24 May 2012
Challenging enforcement orders for arbitral awards
by Karen Ingram, Julia Virgo, Paul Jammy
Parties seeking to challenge enforcement orders for arbitral awards on appeal need not apply for leave to do so.
An arbitral award is made, and the successful party gets an enforcement order. How easily can the other side challenge the enforcement order? Must it get leave from the court?
The Western Australian Court of Appeal's recent decision in Rizhao Steel Holding Group Co Ltd v Koolan Iron Ore Pty Ltd  WASCA 50 has shed some light on these issues.
The arbitration award and enforcement order under the Commercial Arbitration Act
Rizhao was the unsuccessful party in an international arbitration held, in terms of the agreement between the parties, according to the provisions of the Commercial Arbitration Act 1985 (WA) (the CAA). The respondents, Mount Gibson, had sought and obtained an order enforcing the arbitration awards as a judgment in the court below.
Rizhao appealed this decision, and sought to argue (for the first time on appeal) that the initial order had been incorrectly granted because it should properly have been sought under the International Arbitration Act 1974 (Cth) (the IAA).
What was the Court of Appeal asked to decide?
The Court of Appeal had to decide if:
Mount Gibson's contention that the decisions appealed were interlocutory decisions, in respect of which leave to appeal would have been required, but which leave had not been sought by Rizhao within the required time period; and
Rizhao should be allowed to raise new arguments upon appeal.
An interlocutory decision?
The WA Court of Appeal held that the judgments below entitled Mount Gibson to require the Registrar to enter the judgments in the records of the court, and that their effect was therefore to finally determine the rights of the parties concerning the enforcement of the arbitrators' awards.
This meant that the judgments were final, not interlocutory – with the effect that no leave to appeal was required, and the appeal was properly brought.
The IAA or the CAA?
The Court decided not to allow Rizhao to make new arguments upon appeal because it was not in the interests of justice, and it would prejudice Mount Gibson. It therefore dismissed the appeal. Nonetheless, it chose to consider the substance of Rizhao's arguments because of their general significance.
The arbitration agreement between the parties was concluded before the July 2010 amendments to the IAA, under section 21 of the IAA which then provided that parties could agree that disputes could be settled other than in accordance with the Model Law.
Rizhao argued that the scope of the exclusion contemplated by the words "settled otherwise than in accordance with the Model Law" applied to the conduct of the arbitration only, and could not encompass the enforcement of an arbitral award by a court. It argued that the matter was settled when the arbitral award was delivered.

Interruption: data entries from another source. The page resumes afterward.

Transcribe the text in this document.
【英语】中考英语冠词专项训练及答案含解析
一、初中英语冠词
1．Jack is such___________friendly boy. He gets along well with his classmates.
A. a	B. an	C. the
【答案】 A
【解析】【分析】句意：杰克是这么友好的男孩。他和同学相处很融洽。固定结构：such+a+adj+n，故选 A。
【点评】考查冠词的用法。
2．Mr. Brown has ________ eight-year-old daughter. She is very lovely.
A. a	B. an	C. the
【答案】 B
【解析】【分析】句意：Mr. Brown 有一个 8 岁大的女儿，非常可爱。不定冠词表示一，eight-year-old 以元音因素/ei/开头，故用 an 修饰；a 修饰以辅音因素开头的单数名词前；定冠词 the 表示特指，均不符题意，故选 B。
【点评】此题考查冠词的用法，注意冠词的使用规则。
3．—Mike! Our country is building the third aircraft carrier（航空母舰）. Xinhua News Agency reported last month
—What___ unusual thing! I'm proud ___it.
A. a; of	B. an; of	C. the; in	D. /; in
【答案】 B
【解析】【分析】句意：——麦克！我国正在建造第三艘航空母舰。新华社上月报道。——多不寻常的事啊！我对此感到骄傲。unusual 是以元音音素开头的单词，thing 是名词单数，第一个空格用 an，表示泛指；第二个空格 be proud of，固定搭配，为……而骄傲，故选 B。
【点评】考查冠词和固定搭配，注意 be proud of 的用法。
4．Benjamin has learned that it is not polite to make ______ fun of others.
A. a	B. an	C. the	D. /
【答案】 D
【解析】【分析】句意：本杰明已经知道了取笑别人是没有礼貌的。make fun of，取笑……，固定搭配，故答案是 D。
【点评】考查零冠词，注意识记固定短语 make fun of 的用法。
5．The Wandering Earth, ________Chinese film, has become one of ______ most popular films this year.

Mount Gibson took a broader view; it contended that "settlement" included all matters leading up to satisfaction of the award, including enforcement procedures.
The Court of Appeal held that both the plain language and the statutory context in which the concept of settlement was used favoured Mount Gibson's approach, and no ground of public interest had been identified by Rizhao to justify departing from this apparent meaning.
The July 2010 amendments replaced section 21 with a provision under which the Model Law, where it was of application, displaced any State or Territory law relating to arbitration. The Court recognised that this amendment clearly removed the right of parties to contract out of the Model Law.
However, contrary to Rizhao's submissions, it found that this amendment affected the vested rights of parties who had entered into agreements prior to its commencement, so its effect should be taken to be prospective only.
Firstly, the characterisation of enforcement orders as final rather than interlocutory is significant, as it means that parties seeking to challenge them on appeal need not apply for leave to do so.
Secondly, parties to agreements contracting out of the IAA will be affected by the last part of the judgment. Many pre-July 2010 arbitration agreements remain on foot, and it will come as some relief to parties to know that to the extent that these agreements purport to contract out of the Model Law, they are likely be held to be enforceable.
Some caution needs to be expressed, however, as the judgment in this regard was obiter, as the Court had already held that it did not need to decide the point in order to dispose of the appeal.